Frailea gracillima
- Conservation status: Least Concern (IUCN 2.3)

Scientific classification
- Kingdom: Plantae
- Clade: Tracheophytes
- Clade: Angiosperms
- Clade: Eudicots
- Order: Caryophyllales
- Family: Cactaceae
- Subfamily: Cactoideae
- Genus: Frailea
- Species: F. gracillima
- Binomial name: Frailea gracillima (Monv. ex Lem.) Britton & Rose
- Synonyms: Astrophytum gracillimum (Monv. ex Lem.) Halda & Malina 2005; Echinocactus gracillimus Monv. ex Lem. 1839;

= Frailea gracillima =

- Genus: Frailea
- Species: gracillima
- Authority: (Monv. ex Lem.) Britton & Rose
- Conservation status: LC
- Synonyms: Astrophytum gracillimum , Echinocactus gracillimus

Species of cactus

Frailea gracillima is a species of Frailea from Brazil, Paraguay, and Uruguay.

==Description==
Frailea gracillima is a solitary growing cactus known for its slender, cylindrical bodies in a gray-green hue, capable of reaching heights of up to 10 centimeters with a diameter of 2.5 centimeters. The approximately 13 rounded ribs create subtle divisions into cusps. It exhibits 2 to 6 central spines, darker in color and extending up to 5 millimeters, contrasting with the up to 20 marginal spines, thin and approximately 2 millimeters long, positioned on the body's surface.

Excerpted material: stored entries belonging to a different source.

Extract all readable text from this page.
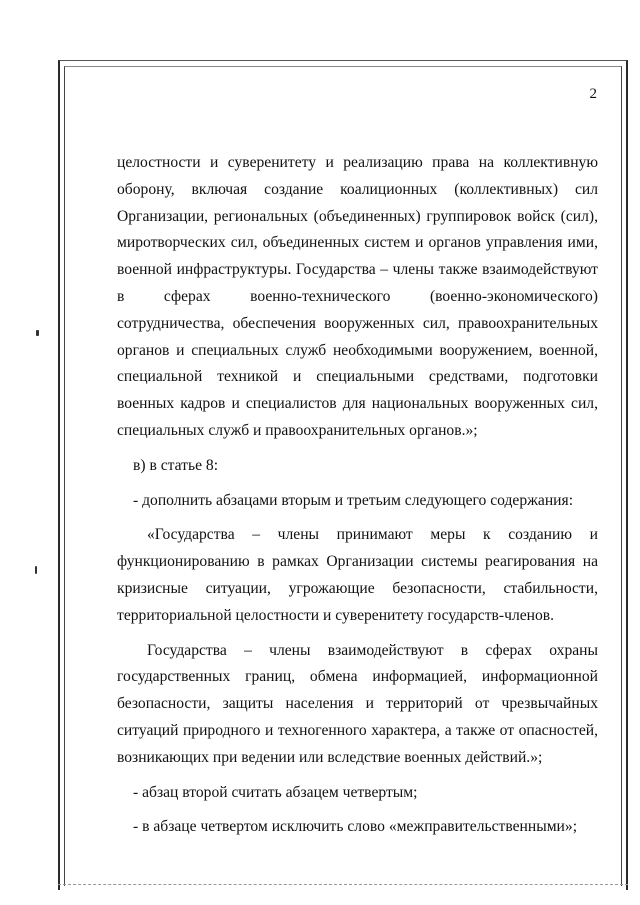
2

целостности и суверенитету и реализацию права на коллективную оборону, включая создание коалиционных (коллективных) сил Организации, региональных (объединенных) группировок войск (сил), миротворческих сил, объединенных систем и органов управления ими, военной инфраструктуры. Государства – члены также взаимодействуют в сферах военно-технического (военно-экономического) сотрудничества, обеспечения вооруженных сил, правоохранительных органов и специальных служб необходимыми вооружением, военной, специальной техникой и специальными средствами, подготовки военных кадров и специалистов для национальных вооруженных сил, специальных служб и правоохранительных органов.»;

в) в статье 8:

- дополнить абзацами вторым и третьим следующего содержания:

«Государства – члены принимают меры к созданию и функционированию в рамках Организации системы реагирования на кризисные ситуации, угрожающие безопасности, стабильности, территориальной целостности и суверенитету государств-членов.

Государства – члены взаимодействуют в сферах охраны государственных границ, обмена информацией, информационной безопасности, защиты населения и территорий от чрезвычайных ситуаций природного и техногенного характера, а также от опасностей, возникающих при ведении или вследствие военных действий.»;

- абзац второй считать абзацем четвертым;

- в абзаце четвертом исключить слово «межправительственными»;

The yellow flowers of Frailea gracillima, measure up to 3 centimeters in length and with a diameter up to 5 centimeters. The greenish fruits that can grow up to a diameter of 6 millimeters.

===Subspecies===
Accepted subspecies:
- Frailea gracillima subsp. gracillima
- Frailea gracillima subsp. horstii
- Frailea gracillima subsp. machadoi

==Distribution==
This cactus species is found in southern Brazil, Paraguay, and Uruguay.

==Taxonomy==
The plant was first described as Echinocactus gracillimus in 1839 by Charles Lemaire, Frailea gracillima derives its specific epithet "gracillima" from the superlative form of the Latin adjective "gracilis," meaning 'slim.' Nathaniel Lord Britton and Joseph Nelson Rose reclassified the species under the genus Frailea in 1922. Another nomenclature synonym is Astrophytum gracillimum (Lem.) Halda & Malina (2005).